On January 7, 2019, in news release IR-2019-01, the Internal Revenue Service confirmed that despite the government shutdown, "it will process tax returns beginning January 28, 2019 and provide refunds to taxpayers as scheduled". Software companies and tax professionals are already accepting tax returns and will submit them when the IRS systems open later this month.
The filing deadline to submit 2018 tax returns is Monday, April 15, 2019 for most taxpayers. However, Maine and Massachusetts residents have until April 17, 2019 to file their returns.
Nearly 50,000 IRS employees furloughed as part of the government shutdown have been called back to work. Additional details about how the IRS will operate during the shutdown was released in an updated 132-page contingency plan. A web page that highlights the key information of the plan has also been created to provide taxpayers and tax preparers with the latest information available.
IRS Operations During the Appropriations Lapse Highlights
- Refunds will be paid, but returns will continue to be subject to refund fraud, identity theft, and other internal reviews as in prior years.
- Paper and electronic tax returns will be accepted, but taxpayers are urged to file electronically to speed up processing and refunds.
- The IRS website will be operational, but "live person assistance" will not be available by phone or appointment.
- Many automated applications such things as the Where’s My Refund? tool, IRS2Go phone app, and online payment agreements remain available.
- No new audits or collection activity, but automated correspondence will continue to be mailed.
- No passport eligibility certification will be provided for the State Department.
When Will You Get Your 2019 Income Tax Refund?
At this point, there is only speculation about the 2019 tax refund schedule because the refund guide that the IRS usually provides hasn't been updated yet. In the past, relatively minor tax law changes resulted in about a week delay of many taxpayer's refunds. So how will the Tax Cuts and Jobs Act, a major tax legislation affecting individuals, businesses, tax exempt and government entities, impact this year's tax refund processing time? No one really knows. And we won't know until the government shutdown ends.

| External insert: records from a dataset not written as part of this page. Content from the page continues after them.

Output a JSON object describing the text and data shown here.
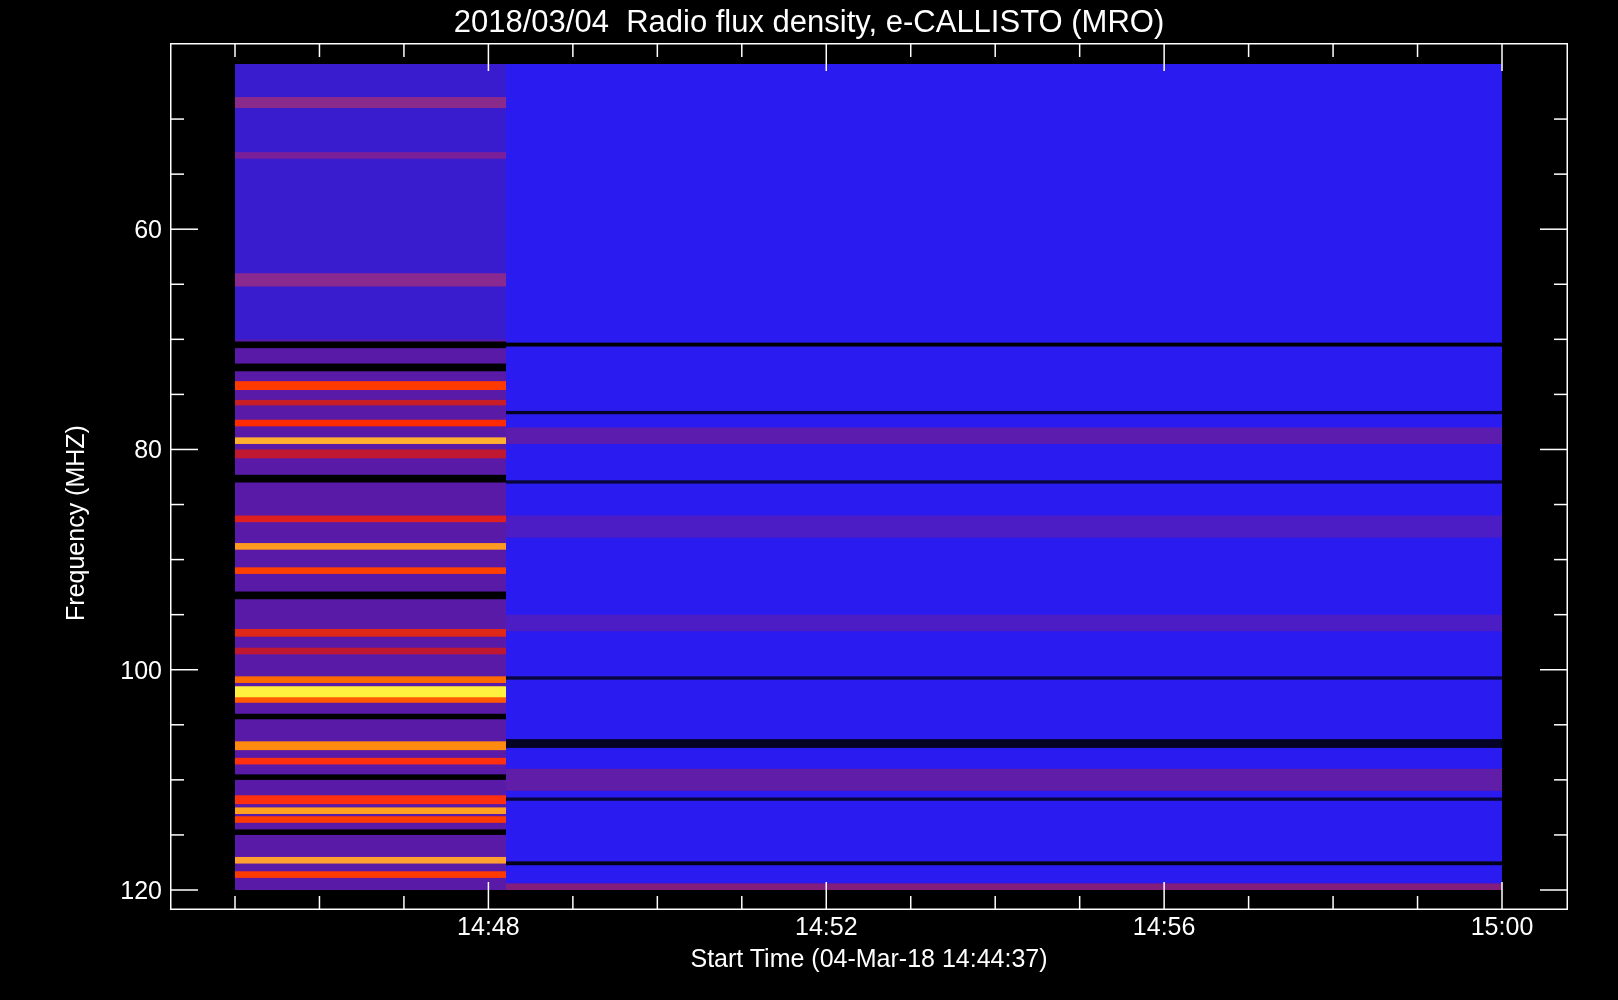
{
  "title": "2018/03/04  Radio flux density, e-CALLISTO (MRO)",
  "y_axis": {
    "label": "Frequency (MHZ)",
    "ticks": [
      "60",
      "80",
      "100",
      "120"
    ]
  },
  "x_axis": {
    "label": "Start Time (04-Mar-18 14:44:37)",
    "ticks": [
      "14:48",
      "14:52",
      "14:56",
      "15:00"
    ]
  }
}
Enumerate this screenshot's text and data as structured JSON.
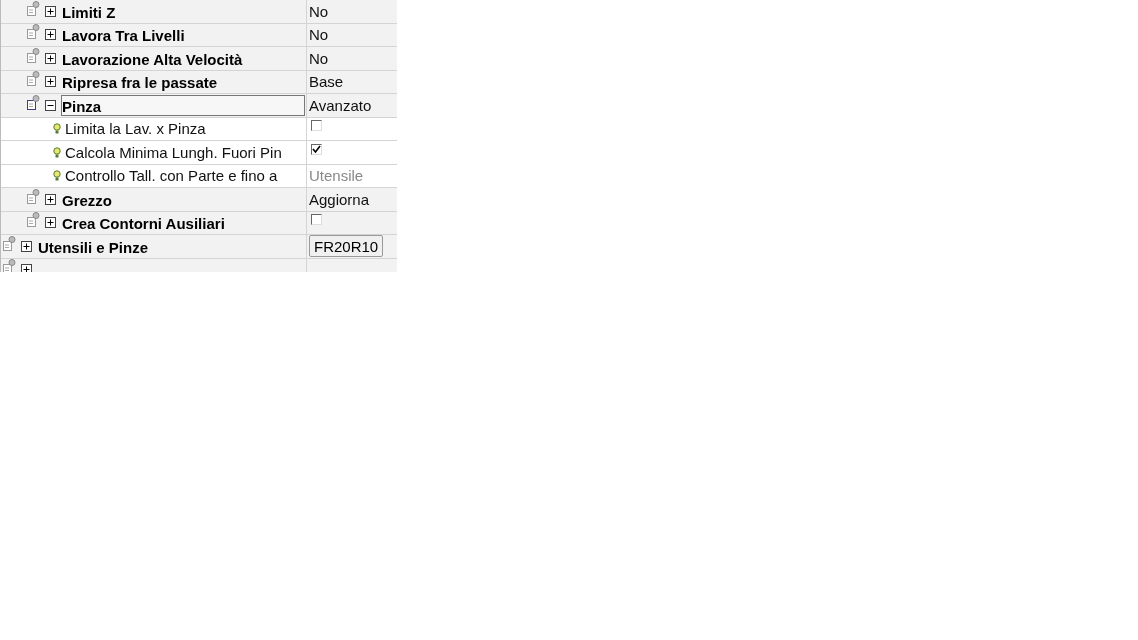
{
  "inner_items": [
    {
      "label": "Limiti Z",
      "expanded": false,
      "selected": false,
      "value": {
        "kind": "text",
        "text": "No"
      }
    },
    {
      "label": "Lavora Tra Livelli",
      "expanded": false,
      "selected": false,
      "value": {
        "kind": "text",
        "text": "No"
      }
    },
    {
      "label": "Lavorazione Alta Velocità",
      "expanded": false,
      "selected": false,
      "value": {
        "kind": "text",
        "text": "No"
      }
    },
    {
      "label": "Ripresa fra le passate",
      "expanded": false,
      "selected": false,
      "value": {
        "kind": "text",
        "text": "Base"
      }
    },
    {
      "label": "Pinza",
      "expanded": true,
      "selected": true,
      "value": {
        "kind": "text",
        "text": "Avanzato"
      },
      "children": [
        {
          "label": "Limita la Lav. x  Pinza",
          "value": {
            "kind": "checkbox",
            "checked": false
          }
        },
        {
          "label": "Calcola Minima Lungh. Fuori Pin",
          "value": {
            "kind": "checkbox",
            "checked": true
          }
        },
        {
          "label": "Controllo Tall. con Parte e fino a",
          "value": {
            "kind": "text",
            "text": "Utensile",
            "disabled": true
          }
        }
      ]
    },
    {
      "label": "Grezzo",
      "expanded": false,
      "selected": false,
      "value": {
        "kind": "text",
        "text": "Aggiorna"
      }
    },
    {
      "label": "Crea Contorni Ausiliari",
      "expanded": false,
      "selected": false,
      "value": {
        "kind": "checkbox",
        "checked": false
      }
    }
  ],
  "sections": [
    {
      "label": "Utensili e Pinze",
      "expanded": false,
      "selected": false,
      "value": {
        "kind": "button",
        "text": "FR20R10"
      }
    },
    {
      "expanded": false
    }
  ]
}
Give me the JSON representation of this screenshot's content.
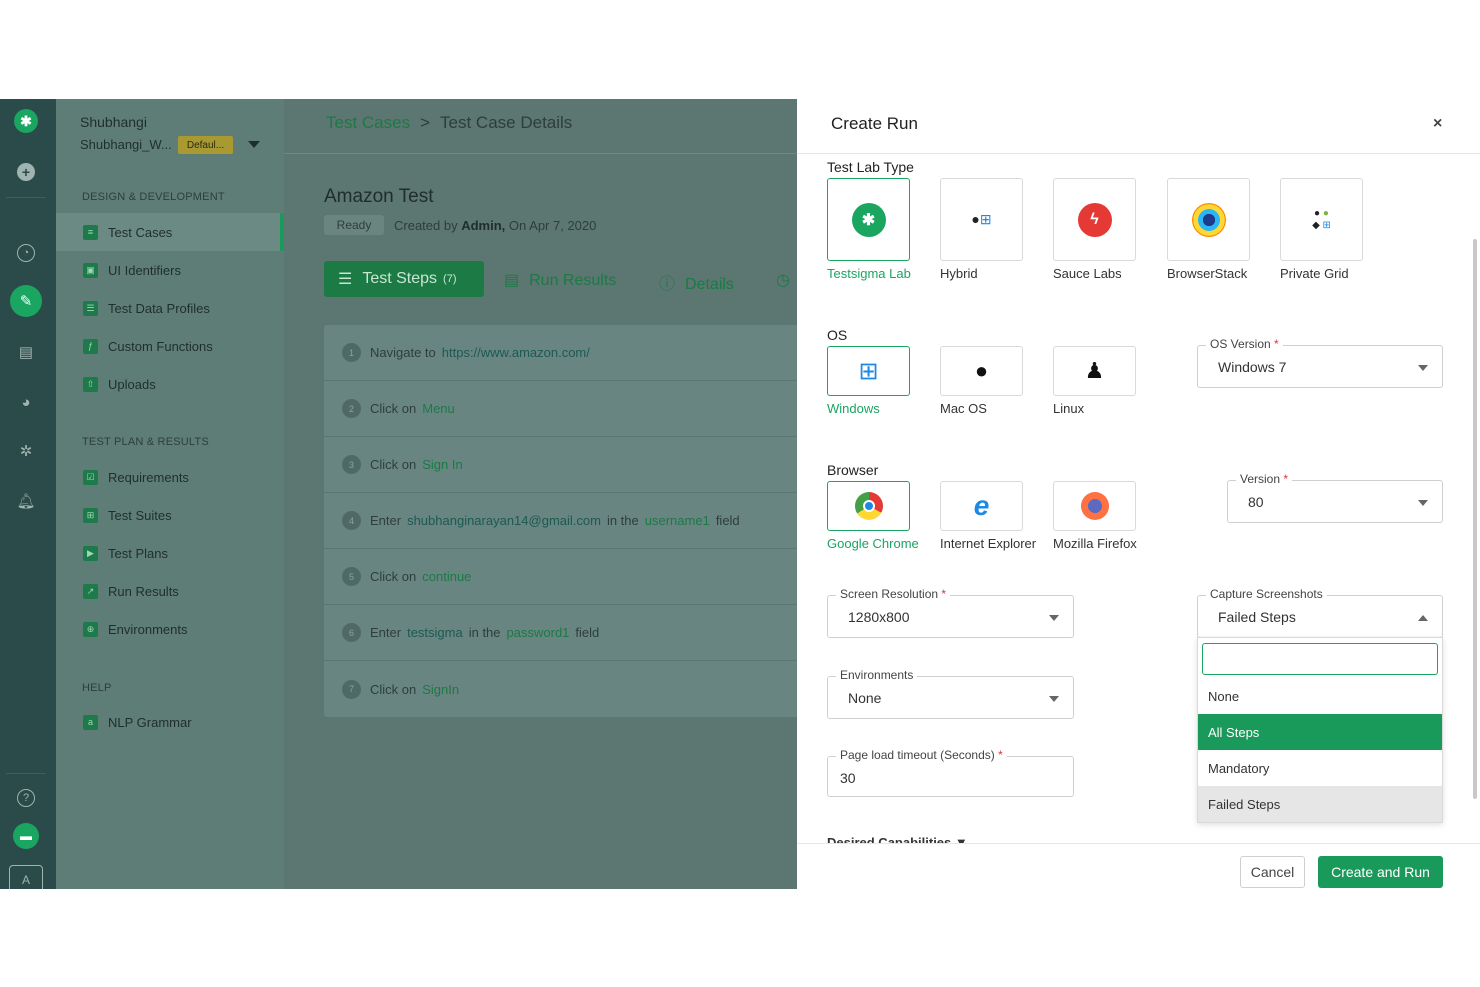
{
  "workspace": {
    "name": "Shubhangi",
    "sub": "Shubhangi_W...",
    "badge": "Defaul..."
  },
  "nav": {
    "section1": "DESIGN & DEVELOPMENT",
    "items1": [
      "Test Cases",
      "UI Identifiers",
      "Test Data Profiles",
      "Custom Functions",
      "Uploads"
    ],
    "section2": "TEST PLAN & RESULTS",
    "items2": [
      "Requirements",
      "Test Suites",
      "Test Plans",
      "Run Results",
      "Environments"
    ],
    "section3": "HELP",
    "items3": [
      "NLP Grammar"
    ]
  },
  "rail": {
    "avatar": "A",
    "icons": [
      "testsigma-logo-icon",
      "add-icon",
      "dashboard-icon",
      "edit-icon",
      "briefcase-icon",
      "pie-chart-icon",
      "settings-bug-icon",
      "bell-icon",
      "help-icon",
      "chat-icon"
    ]
  },
  "breadcrumb": {
    "root": "Test Cases",
    "sep": ">",
    "current": "Test Case Details"
  },
  "testcase": {
    "title": "Amazon Test",
    "status": "Ready",
    "created_prefix": "Created by",
    "created_by": "Admin,",
    "created_on": "On Apr 7, 2020"
  },
  "tabs": {
    "steps": "Test Steps",
    "steps_count": "(7)",
    "results": "Run Results",
    "details": "Details"
  },
  "steps": [
    {
      "num": "1",
      "action": "Navigate to",
      "target": "https://www.amazon.com/"
    },
    {
      "num": "2",
      "action": "Click on",
      "target": "Menu"
    },
    {
      "num": "3",
      "action": "Click on",
      "target": "Sign In"
    },
    {
      "num": "4",
      "action": "Enter",
      "value": "shubhanginarayan14@gmail.com",
      "mid": "in the",
      "target": "username1",
      "suffix": "field"
    },
    {
      "num": "5",
      "action": "Click on",
      "target": "continue"
    },
    {
      "num": "6",
      "action": "Enter",
      "value": "testsigma",
      "mid": "in the",
      "target": "password1",
      "suffix": "field"
    },
    {
      "num": "7",
      "action": "Click on",
      "target": "SignIn"
    }
  ],
  "modal": {
    "title": "Create Run",
    "close": "×",
    "lab_type_label": "Test Lab Type",
    "lab_types": [
      "Testsigma Lab",
      "Hybrid",
      "Sauce Labs",
      "BrowserStack",
      "Private Grid"
    ],
    "os_label": "OS",
    "os_options": [
      "Windows",
      "Mac OS",
      "Linux"
    ],
    "os_version": {
      "label": "OS Version",
      "value": "Windows 7"
    },
    "browser_label": "Browser",
    "browsers": [
      "Google Chrome",
      "Internet Explorer",
      "Mozilla Firefox"
    ],
    "version": {
      "label": "Version",
      "value": "80"
    },
    "screen_res": {
      "label": "Screen Resolution",
      "value": "1280x800"
    },
    "capture": {
      "label": "Capture Screenshots",
      "value": "Failed Steps"
    },
    "environments": {
      "label": "Environments",
      "value": "None"
    },
    "page_load": {
      "label": "Page load timeout (Seconds)",
      "value": "30"
    },
    "required_mark": "*",
    "dropdown_options": [
      "None",
      "All Steps",
      "Mandatory",
      "Failed Steps"
    ],
    "desired": "Desired Capabilities",
    "cancel": "Cancel",
    "create": "Create and Run"
  },
  "colors": {
    "accent": "#1aa561",
    "rail": "#2b4a4a",
    "required": "#e0323a"
  }
}
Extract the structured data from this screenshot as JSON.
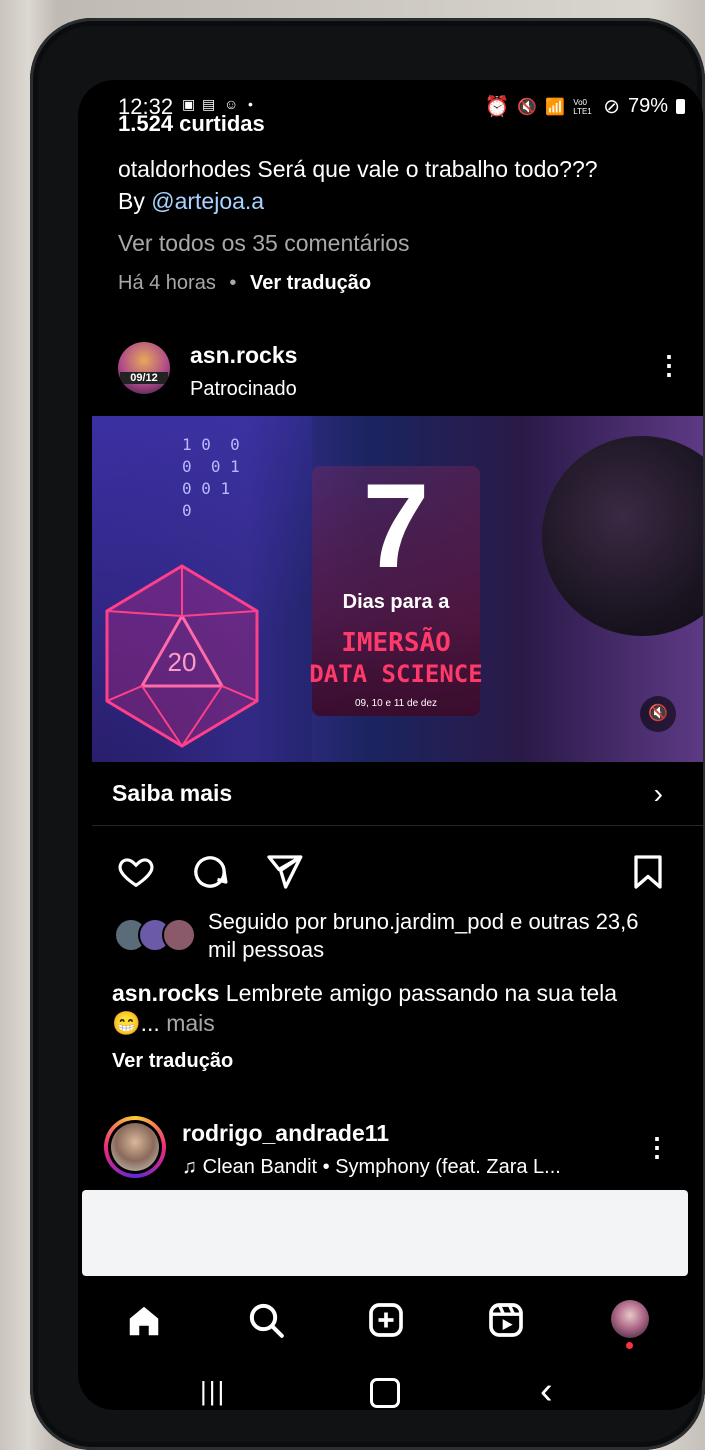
{
  "status_bar": {
    "time": "12:32",
    "left_icons": [
      "calendar-icon",
      "calendar-31-icon",
      "smiley-icon",
      "dot"
    ],
    "right_icons": [
      "alarm-icon",
      "mute-icon",
      "wifi-icon",
      "volte-icon",
      "signal-icon",
      "dnd-icon"
    ],
    "volte": "Vo0 LTE1",
    "battery": "79%"
  },
  "prev_post": {
    "likes": "1.524 curtidas",
    "username": "otaldorhodes",
    "caption": "Será que vale o trabalho todo???",
    "by": "By",
    "mention": "@artejoa.a",
    "view_comments": "Ver todos os 35 comentários",
    "time": "Há 4 horas",
    "separator": "•",
    "translate": "Ver tradução"
  },
  "ad_post": {
    "username": "asn.rocks",
    "sponsored": "Patrocinado",
    "avatar_badge": "09/12",
    "image": {
      "big_number": "7",
      "line1": "Dias para a",
      "line2": "IMERSÃO",
      "line3": "DATA SCIENCE",
      "dates": "09, 10 e 11 de dez",
      "dice_number": "20",
      "binary": [
        "1 0  0",
        "0  0 1",
        "0 0 1",
        "0"
      ]
    },
    "cta": "Saiba mais",
    "followed_by": "Seguido por bruno.jardim_pod e outras 23,6 mil pessoas",
    "caption_username": "asn.rocks",
    "caption": "Lembrete amigo passando na sua tela",
    "emoji": "😁",
    "ellipsis": "...",
    "more": "mais",
    "translate": "Ver tradução"
  },
  "next_post": {
    "username": "rodrigo_andrade11",
    "music_icon": "music-note-icon",
    "music": "Clean Bandit • Symphony (feat. Zara L..."
  },
  "bottom_nav": [
    "home-icon",
    "search-icon",
    "new-post-icon",
    "reels-icon",
    "profile-avatar"
  ],
  "system_nav": [
    "recent-apps-icon",
    "home-button-icon",
    "back-icon"
  ]
}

In recent years, the IRS claimed that they issued 90% of refunds in less than 21 days. Wishful thinking ... but hopefully, this will hold true for this year, too. For the last few years, I have polled my current bookkeeping and previous tax clients about their experiences with the IRS --- especially how long it took them to receive their refund. Feedback from those clients who filed electronically and elected direct deposit in 2018 reported:
- Tax returns not claiming the Earned Income Tax Credit (EITC) and/or the Additional Child Tax Credit (ACTC) processed without delay. Refunds were deposited to the bank in 7 – 21 days.
- Tax returns claiming the Earned Income Tax Credit (EITC) and/or the Additional Child Tax Credit (ACTC) did not and will not process until mid-February. That's the law. Refunds were deposited to the bank in 10 - 21 days. However, those returns requiring additional information experienced a delay of 4 - 12 weeks before refunds were deposited.
- Tax returns with missing W2's, 1099's, and 1095A (info) were delayed by 2-8 weeks. Last year, the IRS had internal checks in place for those taxpayers who mistakenly thought that their social security benefits were not taxable, "forgot" to report all W2 & 1099 earnings, or did not indicate that they had acquired insurance coverage through Marketplace. For understated income, the IRS simply adjusted the tax return and refund. However, Marketplace insurance coverage required the submission of form 8962 to receive the premium credit which added additional processing time to the return.
- Tax returns that had a lien against them because of previous year tax obligations or other governmental debts (i.e. child support, student loans, etc.) were delayed by 1-3 weeks. In some cases, the entire refund went toward the debt.
- You should submit your return as early as you can, but make certain you have all of your tax documents before you file. Choosing e-file and direct deposit for refunds remain the fastest and safest way to file an accurate income tax return and receive a refund.
- The Where's My Refund? tool at IRS.gov or the IRS2Go phone app remain the best way to check the status of a refund.
- Plan ahead financially. If there is a problem with your tax return, you may not find out the specific reason for some time unless it prompts an automatic action. Even if the the shutdown ends today, expect delays from "live person assistance" because of a backlog.
- Although it may be tempting in these uncertain times, beware of tax refund "loans" or "advances". You may actually get your income tax refund in 10 days. Why pay $100 or more for a week-long loan? Later, you'll regret throwing away your hard-earned money because you were impatient.
I will continue to update this page or create a new blog post as the latest news become available.